As our trip came to a close, our lovely guides and DaVinci wines really pulled out all of the stops. They broke out the big guns. We met Andrea, a DaVinci winemaker, and he walked us through harvest on the property of the Casale. We each picked buckets full of the sweetest, juiciest grapes I've ever tasted. If I was a full-time grape picker, I don't think I'd make much money -- I was too busy stuffing my face like a chipmunk with an endless string of the sun-kissed fruits. I couldn't help it! The grapes were maddeningly sweet. Our morning was stupendous - the air so fresh and clean, the views, as I've already described but bear mentioning again -- they really just broke my heart all over again. To be in the countryside in Italy is to feel the presence of humans and the Earth working together to create edible products of the highest quality. Never an emphasis on quantity, always a push to make the best. Such a beautiful lesson.

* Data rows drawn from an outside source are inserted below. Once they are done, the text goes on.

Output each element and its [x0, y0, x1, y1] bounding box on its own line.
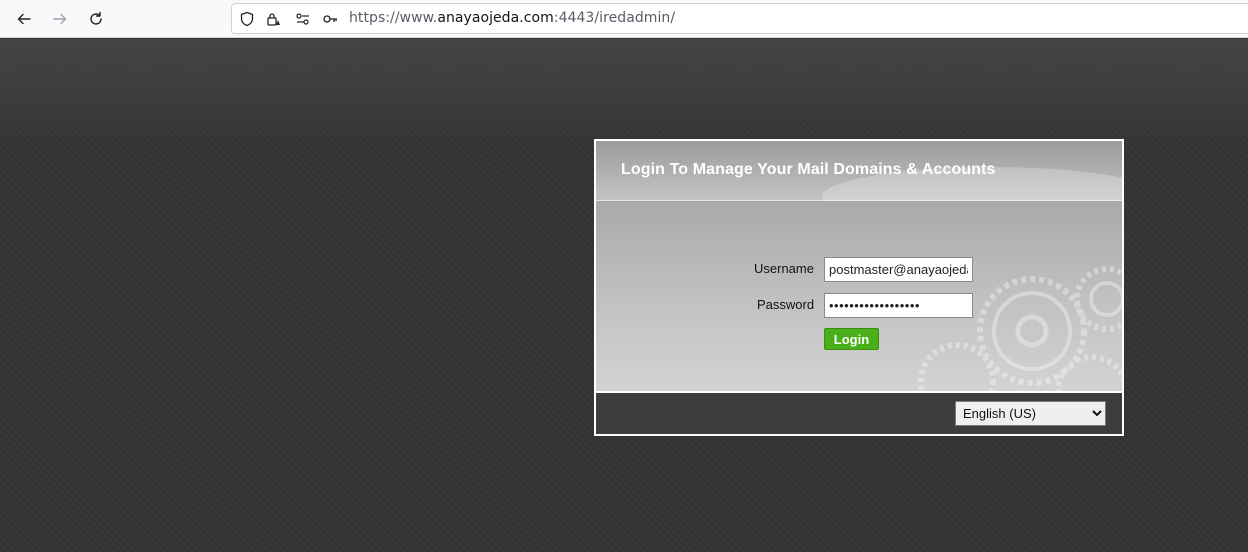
login-form: Username Password Login	[596, 201, 1122, 391]
back-button[interactable]	[10, 5, 38, 33]
login-footer: English (US)	[596, 391, 1122, 434]
shield-icon[interactable]	[239, 11, 255, 27]
password-input[interactable]	[824, 293, 973, 318]
insecure-lock-icon[interactable]	[265, 11, 281, 27]
url-host: anayaojeda.com	[437, 10, 554, 26]
page-background: Login To Manage Your Mail Domains & Acco…	[0, 39, 1248, 552]
url-prefix: https://www.	[349, 10, 438, 26]
url-bar[interactable]: https://www.anayaojeda.com:4443/iredadmi…	[231, 3, 1248, 34]
login-header: Login To Manage Your Mail Domains & Acco…	[596, 141, 1122, 227]
username-input[interactable]	[824, 257, 973, 282]
username-label: Username	[754, 261, 814, 276]
browser-toolbar: https://www.anayaojeda.com:4443/iredadmi…	[0, 0, 1248, 38]
key-icon[interactable]	[322, 11, 338, 27]
password-label: Password	[757, 297, 815, 312]
login-panel: Login To Manage Your Mail Domains & Acco…	[594, 139, 1124, 436]
url-text[interactable]: https://www.anayaojeda.com:4443/iredadmi…	[349, 10, 675, 26]
forward-button[interactable]	[46, 5, 74, 33]
login-title: Login To Manage Your Mail Domains & Acco…	[621, 161, 996, 178]
arrow-left-icon	[17, 13, 31, 25]
arrow-right-icon	[53, 13, 67, 25]
permissions-icon[interactable]	[295, 11, 311, 27]
language-select[interactable]: English (US)	[955, 401, 1106, 426]
url-suffix: :4443/iredadmin/	[553, 10, 676, 26]
reload-button[interactable]	[82, 5, 110, 33]
reload-icon	[90, 11, 102, 25]
login-button[interactable]: Login	[824, 328, 879, 350]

After a morning of being outside and storing grapes in my cheeks, as full as a squirrel with acorns for the coming winter, we carried onto Grotta Giusti, a natural cave spa and hotel. Here we donned white tunics and towels for our hair and hit the multiple, natural caves -- appropriately named heaven, purgatory and hell. Each level got progressively warmer as we descended through the natural sauna. It was crazy and I got hot so quickly, I found myself at the bar rather soon . . . And what an old-world fabulous place to daydream....

Finally, we wound up a never-ending mountain to a clearing of olive trees and a few small homes. We met Francesco, a cheese maker, who gave a detailed lesson on how to make fresh cheese with salt. He and his family make a variety of cheeses from the milk of 15 cows who wander completely free in their 50 or so acres of trees and hillside. This small scale operation gave way to the finest cheeses, many of which were dusted with chili flakes and black pepper -- my two favorite condiments, I was overjoyed! What an experience!

Wine grapes, people watching in a classy old spa and nibbles of grassy, herbaceous cheese -- what could be better?! NOT A THING.